Ilmuwan kembangkan Daging Non Hewan


South Carolina - Di sebuah laboratorium kecil, Vladimir Mironov, seorang ahli biologi perkembangan dan insinyur jaringan dari Universitas Kedokteran Carolina Selatan, telah bekerja untuk mengembangkan daging non hewan.

Dr.Mironov, 56 tahun adalah salah satu dari beberapa ilmuwan di seluruh dunia yang terlibat dalam bioteknologi "budidaya" daging selama satu dekade.

Budidaya daging adalah produk yang diklaim bisa membantu mengatasi krisis pangan global di masa depan, akibat menyusutnya jumlah lahan yang tersedia untuk mengembangkan daging dengan cara kuno.

Pertumbuhan "in-vitro" atau budidaya daging sebenarnya juga telah berlangsung di Belanda, namun di Amerika Serikat sebagai ilmu untuk mencari pendanaan dan permintaan daging.

Institut Pangan dan Pertanian Nasional yang baru , bagian dari US Food and Drug Administration (FDA), tidak akan mendanai itu, National Institutes of Health juga tidak mendanai, sedangkan National Aeronautics and Space Administration mau mendanai, namun hanya sebentar.

"Teknologi ini punya gangguan klasik, karena membawa setiap teknologi baru di pasar rata-rata berbiaya US$ 1 milyar, Kami bahkan tidak punya sampai US$ 1 jutapun,"ujar Mironov.

Mironov sekarang mengutamakan melakukan penelitian tentang teknik jaringan atau tumbuh pada organ manusia.

"Ada faktor menyeramkan, ketika orang mengetahui daging tumbuh di lab. Mereka tidak suka teknologi diasosiasikan dengan makanan," kata Nicholas Genovese, seorang sarjana yang mengunjungi laboratorium Dr Mironov.

"Tapi ada banyak produk yang kita makan hari ini yang dianggap alami yang diproduksi dengan cara yang sama," ujar Genovese.

Seperti yoghurt, budidaya ragi, produksi anggur dan produksi bir yang tidak diproduksi di laboratorium dan masyarakat telah menerima produk tersebut.
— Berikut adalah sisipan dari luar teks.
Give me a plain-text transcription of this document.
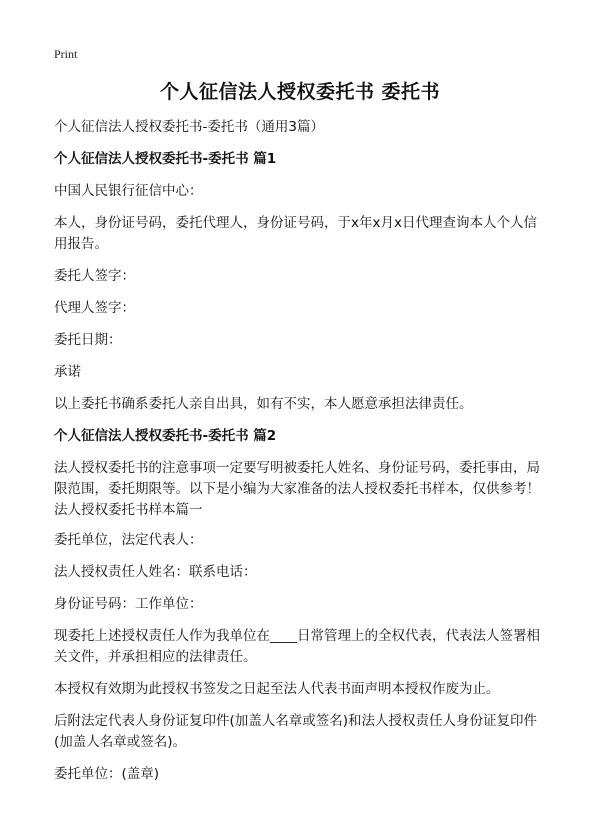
Print
个人征信法人授权委托书 委托书
个人征信法人授权委托书-委托书（通用3篇）
个人征信法人授权委托书-委托书 篇1
中国人民银行征信中心：
本人，身份证号码，委托代理人，身份证号码，于x年x月x日代理查询本人个人信用报告。
委托人签字：
代理人签字：
委托日期：
承诺
以上委托书确系委托人亲自出具，如有不实，本人愿意承担法律责任。
个人征信法人授权委托书-委托书 篇2
法人授权委托书的注意事项一定要写明被委托人姓名、身份证号码，委托事由，局限范围，委托期限等。以下是小编为大家准备的法人授权委托书样本，仅供参考！法人授权委托书样本篇一
委托单位，法定代表人：
法人授权责任人姓名：联系电话：
身份证号码：工作单位：
现委托上述授权责任人作为我单位在____日常管理上的全权代表，代表法人签署相关文件，并承担相应的法律责任。
本授权有效期为此授权书签发之日起至法人代表书面声明本授权作废为止。
后附法定代表人身份证复印件(加盖人名章或签名)和法人授权责任人身份证复印件(加盖人名章或签名)。
委托单位：(盖章)
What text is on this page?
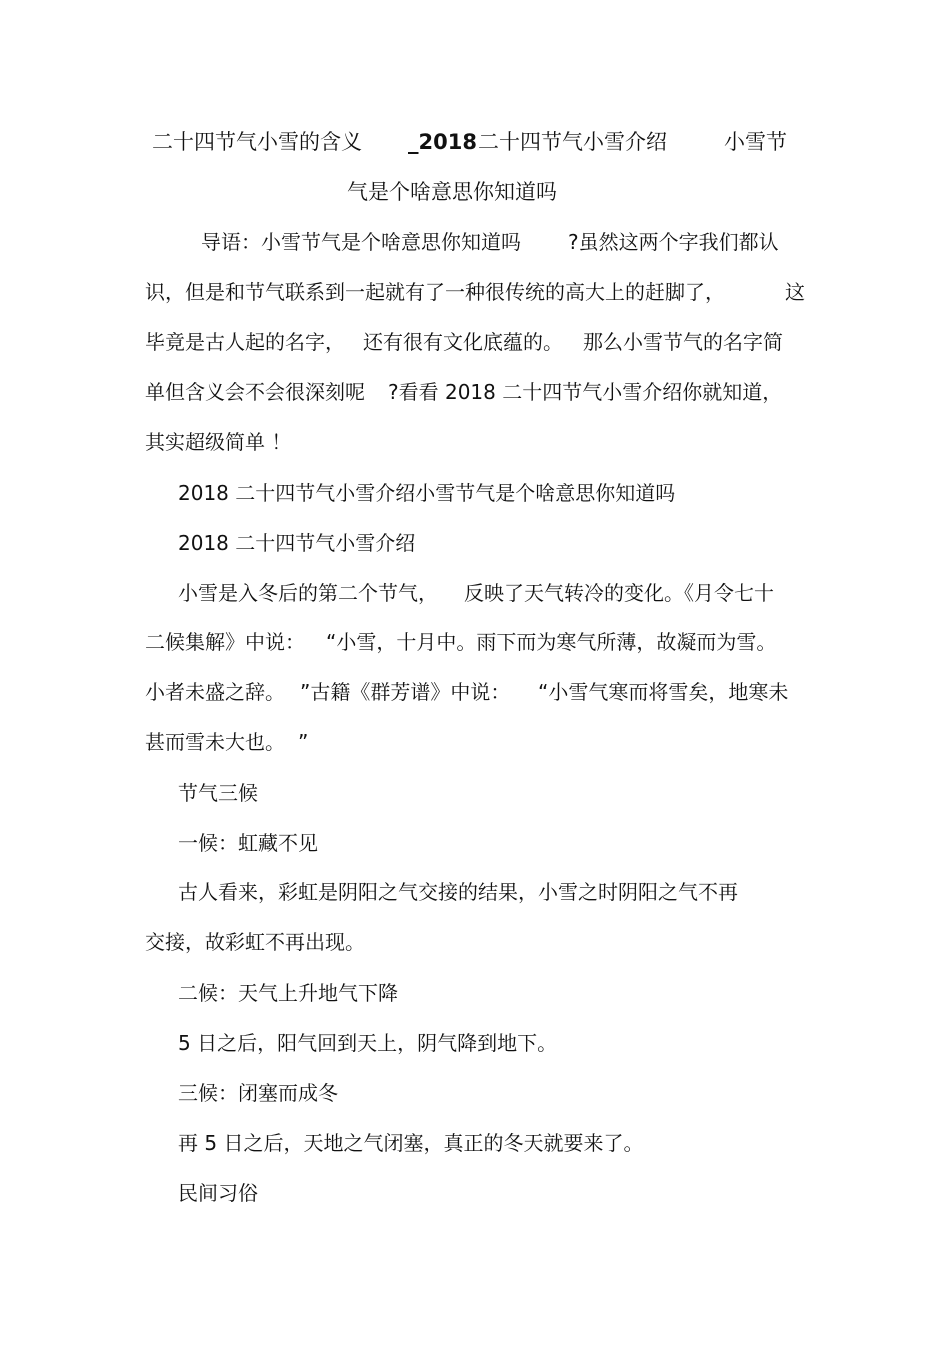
二十四节气小雪的含义 _2018 二十四节气小雪介绍	小雪节
气是个啥意思你知道吗
导语：小雪节气是个啥意思你知道吗 ?虽然这两个字我们都认
识，但是和节气联系到一起就有了一种很传统的高大上的赶脚了，	这
毕竟是古人起的名字， 还有很有文化底蕴的。 那么小雪节气的名字简
单但含义会不会很深刻呢 ?看看 2018 二十四节气小雪介绍你就知道，
其实超级简单 ！
2018 二十四节气小雪介绍小雪节气是个啥意思你知道吗
2018 二十四节气小雪介绍
小雪是入冬后的第二个节气， 反映了天气转冷的变化。《月令七十
二候集解》中说： “小雪，十月中。雨下而为寒气所薄，故凝而为雪。
小者未盛之辞。 ”古籍《群芳谱》中说： “小雪气寒而将雪矣，地寒未
甚而雪未大也。 ”
节气三候
一候：虹藏不见
古人看来，彩虹是阴阳之气交接的结果，小雪之时阴阳之气不再
交接，故彩虹不再出现。
二候：天气上升地气下降
5 日之后，阳气回到天上，阴气降到地下。
三候：闭塞而成冬
再 5 日之后，天地之气闭塞，真正的冬天就要来了。
民间习俗
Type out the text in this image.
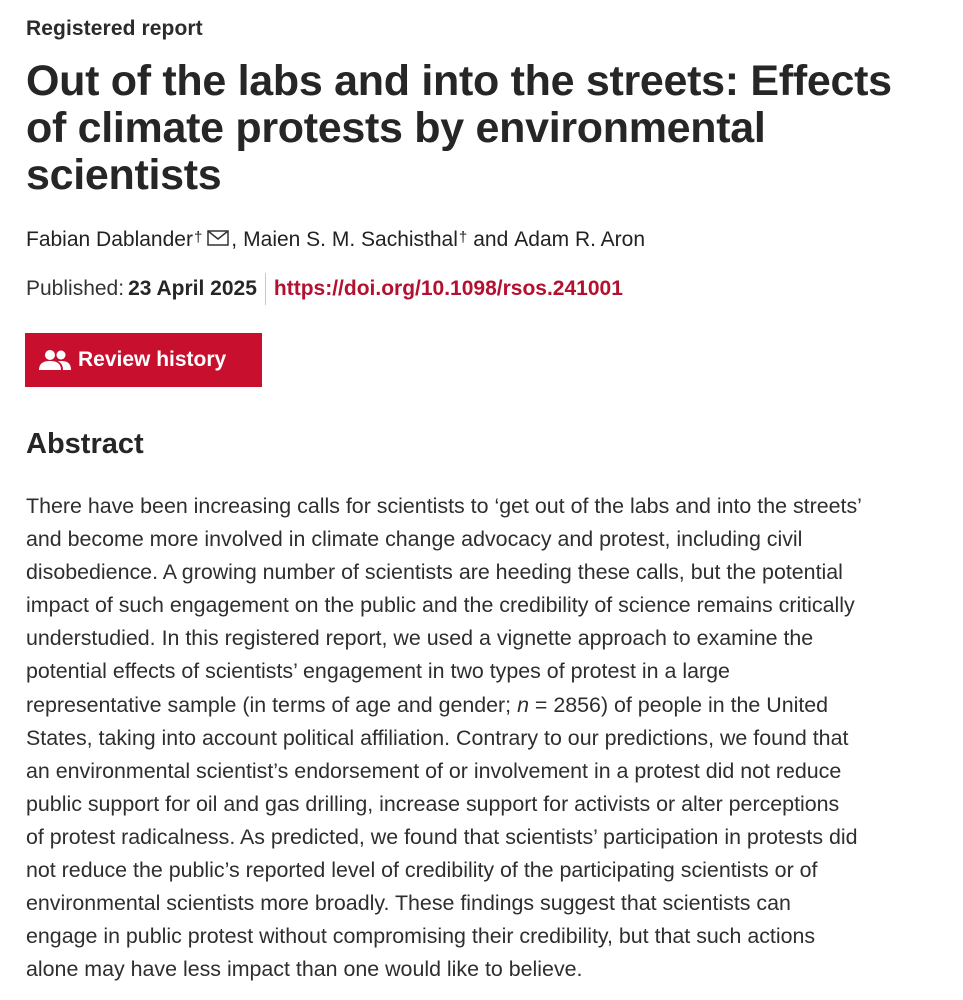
Registered report
Out of the labs and into the streets: Effects of climate protests by environmental scientists
Fabian Dablander† , Maien S. M. Sachisthal† and Adam R. Aron
Published: 23 April 2025 https://doi.org/10.1098/rsos.241001
Review history
Abstract

There have been increasing calls for scientists to ‘get out of the labs and into the streets’
and become more involved in climate change advocacy and protest, including civil
disobedience. A growing number of scientists are heeding these calls, but the potential
impact of such engagement on the public and the credibility of science remains critically
understudied. In this registered report, we used a vignette approach to examine the
potential effects of scientists’ engagement in two types of protest in a large
representative sample (in terms of age and gender; n = 2856) of people in the United
States, taking into account political affiliation. Contrary to our predictions, we found that
an environmental scientist’s endorsement of or involvement in a protest did not reduce
public support for oil and gas drilling, increase support for activists or alter perceptions
of protest radicalness. As predicted, we found that scientists’ participation in protests did
not reduce the public’s reported level of credibility of the participating scientists or of
environmental scientists more broadly. These findings suggest that scientists can
engage in public protest without compromising their credibility, but that such actions
alone may have less impact than one would like to believe.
Jika anggur diproduksi di kilang anggur, bir di tempat pembuatan bir dan roti di toko roti, Mironov telah memberikan nama untuk fasilitas produksi daging masa depannya dengan sebutan "Carnery".

Sebuah gedung berukuran lapangan sepak bola dengan bioreaktor besar, atau bioreaktor ukuran mesin kopi di toko kelontong, untuk memproduksi apa yang dia sebut "charlem", singkatan dari Charleston engineered meat.

Daging ini akan menjadi fungsional, alami, dan dirancang sebagai makanan, bila ingin mencicipi pabrik ini tinggal merancang apa yang Anda inginkan dan kita dapat merancang tekstur dagingnya.

"Saya percaya kita dapat melakukannya tanpa gen Tetapi tidak ada bukti bahwa jika Anda menambahkan gen kualitas makanan entah bagaimana akan menderita.. Genetik makanan diubah sudah berlatih normal dan tidak ada yang mati."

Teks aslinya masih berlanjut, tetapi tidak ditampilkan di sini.